Eu fui para o Mineirão com a ideia de que a gente ia perder. Eu já tinha aceitado isso. Mas sete... Nunca, na face da terra, eu achei que a gente poderia perder de sete”, contou.

E por pouco Tosatti não assistiria àquela partida. Ela afirmou ter recebido proposta de torcedores nos arredores do Mineirão que desejavam comprar seu ingresso. Houve uma pessoa, segundo ela, que chegou a lhe oferecer a bagatela de R$ 7 mil no bilhete.

Questionada sobre a reação da torcida quando Felipão optou pela entrada do meia Bernard no lugar no lesionado Neymar, Tosatti afirmou que a opção do treinador foi aceita por parte dos torcedores – sobretudo os atleticanos, já que o jogador é oriundo da base do Atlético-MG. Outros, no entanto, não entenderam.

Os atleticanos gostaram [da entrada de Bernard]. Ter um atleta que já jogou no Atlético foi interessante. Eu fiquei ao lado de um cara que trabalha no Flamengo e ele me disse que não entendeu o porquê da escolha do Bernard. Mas os atleticanos ficaram muito felizes com a entrada dele”, comentou.

Ela também revelou que houve bastante confusão na saída do estádio. “Tinha muita briga entre os torcedores, e todo mundo estava bêbado. Em todo canto você podia ver. Eu vi umas oito ou nove brigas”, disse.

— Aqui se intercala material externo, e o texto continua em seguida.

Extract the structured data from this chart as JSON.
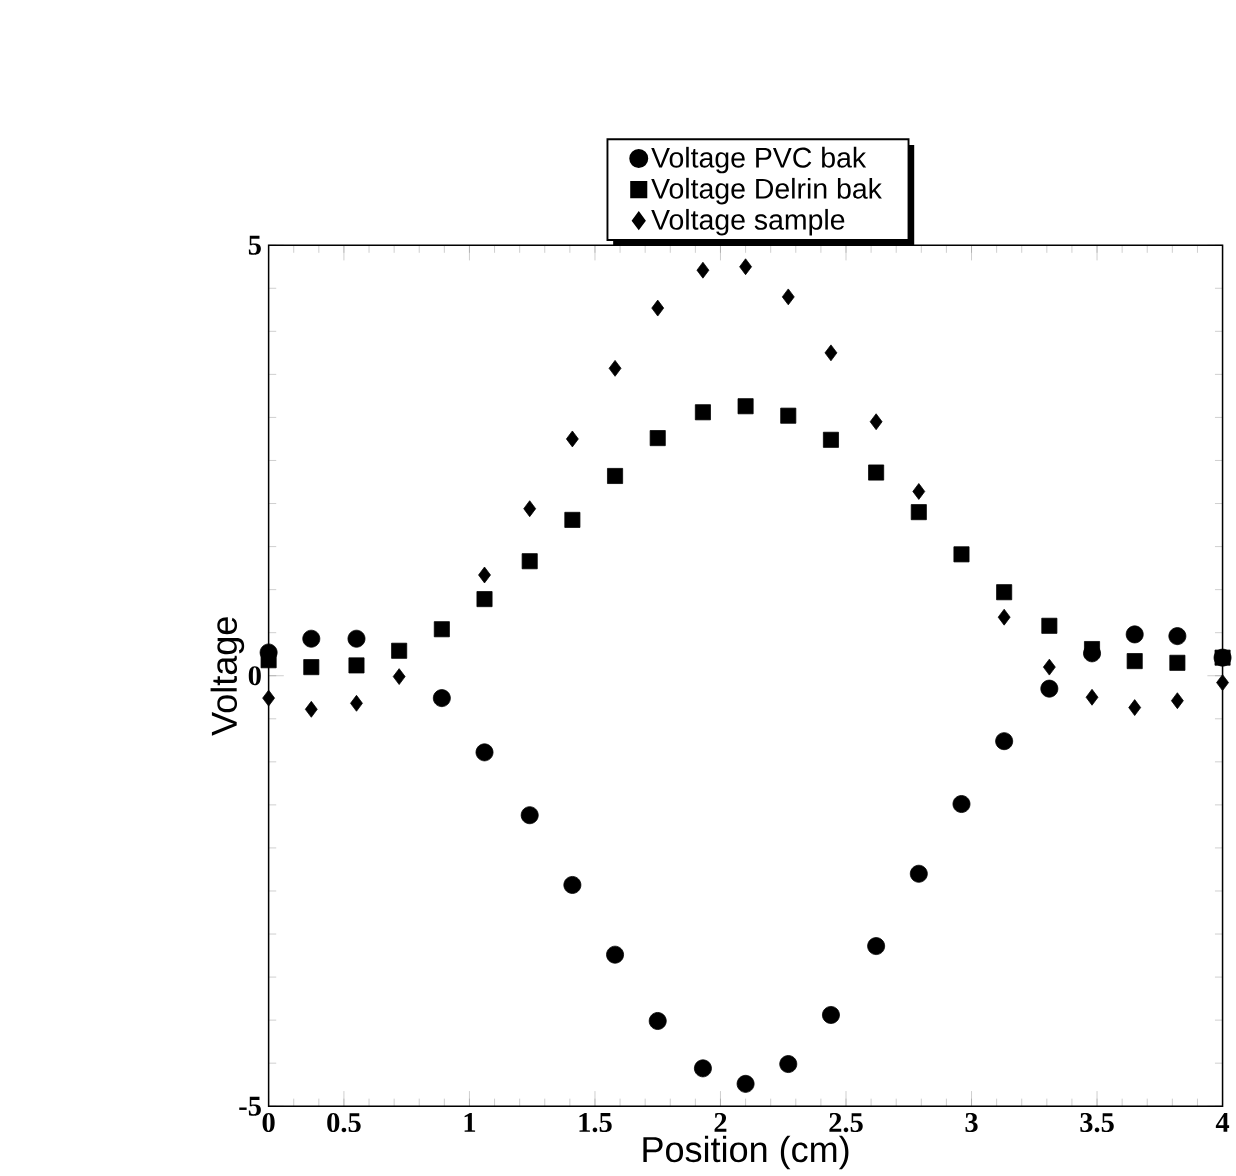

Otimismo alemão e vaias para Fred

Embora a Seleção Brasileira estivesse jogando em casa com o apoio da torcida, os torcedores alemães estavam otimistas quanto à classificação para a final do Mundial em cima do Brasil. Quem afirma isso é Alice Tosatti, que também contou à reportagem os detalhes da zoação deles após o 7 a 1.

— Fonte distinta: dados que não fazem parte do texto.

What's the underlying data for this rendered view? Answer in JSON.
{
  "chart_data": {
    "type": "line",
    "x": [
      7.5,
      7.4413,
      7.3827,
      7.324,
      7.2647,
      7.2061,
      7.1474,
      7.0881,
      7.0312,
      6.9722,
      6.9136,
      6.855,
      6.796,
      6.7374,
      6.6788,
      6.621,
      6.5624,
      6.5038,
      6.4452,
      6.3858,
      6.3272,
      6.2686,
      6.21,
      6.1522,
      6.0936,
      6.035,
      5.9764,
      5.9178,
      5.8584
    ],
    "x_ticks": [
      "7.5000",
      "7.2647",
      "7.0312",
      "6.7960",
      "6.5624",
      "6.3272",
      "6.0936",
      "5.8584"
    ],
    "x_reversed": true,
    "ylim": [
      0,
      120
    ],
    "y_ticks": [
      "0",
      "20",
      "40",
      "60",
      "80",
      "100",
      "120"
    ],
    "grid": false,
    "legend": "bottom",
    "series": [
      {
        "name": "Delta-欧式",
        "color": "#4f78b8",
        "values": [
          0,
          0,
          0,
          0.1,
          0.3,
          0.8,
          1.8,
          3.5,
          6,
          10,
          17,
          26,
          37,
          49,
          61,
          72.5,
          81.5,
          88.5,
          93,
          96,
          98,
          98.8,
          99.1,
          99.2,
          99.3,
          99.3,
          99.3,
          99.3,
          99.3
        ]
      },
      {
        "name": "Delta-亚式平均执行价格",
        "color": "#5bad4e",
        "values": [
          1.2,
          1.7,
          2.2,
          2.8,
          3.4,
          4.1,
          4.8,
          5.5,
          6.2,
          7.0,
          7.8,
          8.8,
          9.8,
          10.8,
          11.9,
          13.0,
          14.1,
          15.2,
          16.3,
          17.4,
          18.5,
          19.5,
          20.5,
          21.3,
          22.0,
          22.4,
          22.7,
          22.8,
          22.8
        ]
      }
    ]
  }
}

Eu acho que eles já sabiam. Não que seriam campeões, mas que eles iriam chegar longe, porque o time estava jogando bem para caramba e o Brasil não estava lá essas coisas”, ressaltou.

Eu tive pouco contato com os alemães. Os encontrei na Savassi [bairro situado na região Centro-Sul de Belo Horizonte] e um dia depois, no mesmo local. Eles zoavam a gente, mas nada querendo se mostrar superior, até porque é o Brasil.

O atacante Fred, peça importante na conquista da Copa das Confederações de 2013, recebeu muitas críticas por sua má atuação no Mundial. Ele foi um dos jogadores que a torcida presente no Mineirão não aliviou das vaias. Tosatti afirmou que a torcida não tinha paciência com o jogador do Fluminense.

“[As vaias] começaram para o Felipão e depois para o Fred também. Toda vez que o Fred pegava na bola, a torcida reclamava dele. Ele pegava na bola e o povo vaiava. Até o quinto gol o povo apoiou bastante, até fiquei impressionada. Mas depois desistiram. No quarto gol, um cara bêbado passou na minha frente, caiu no chão e começou a chorar”, contou.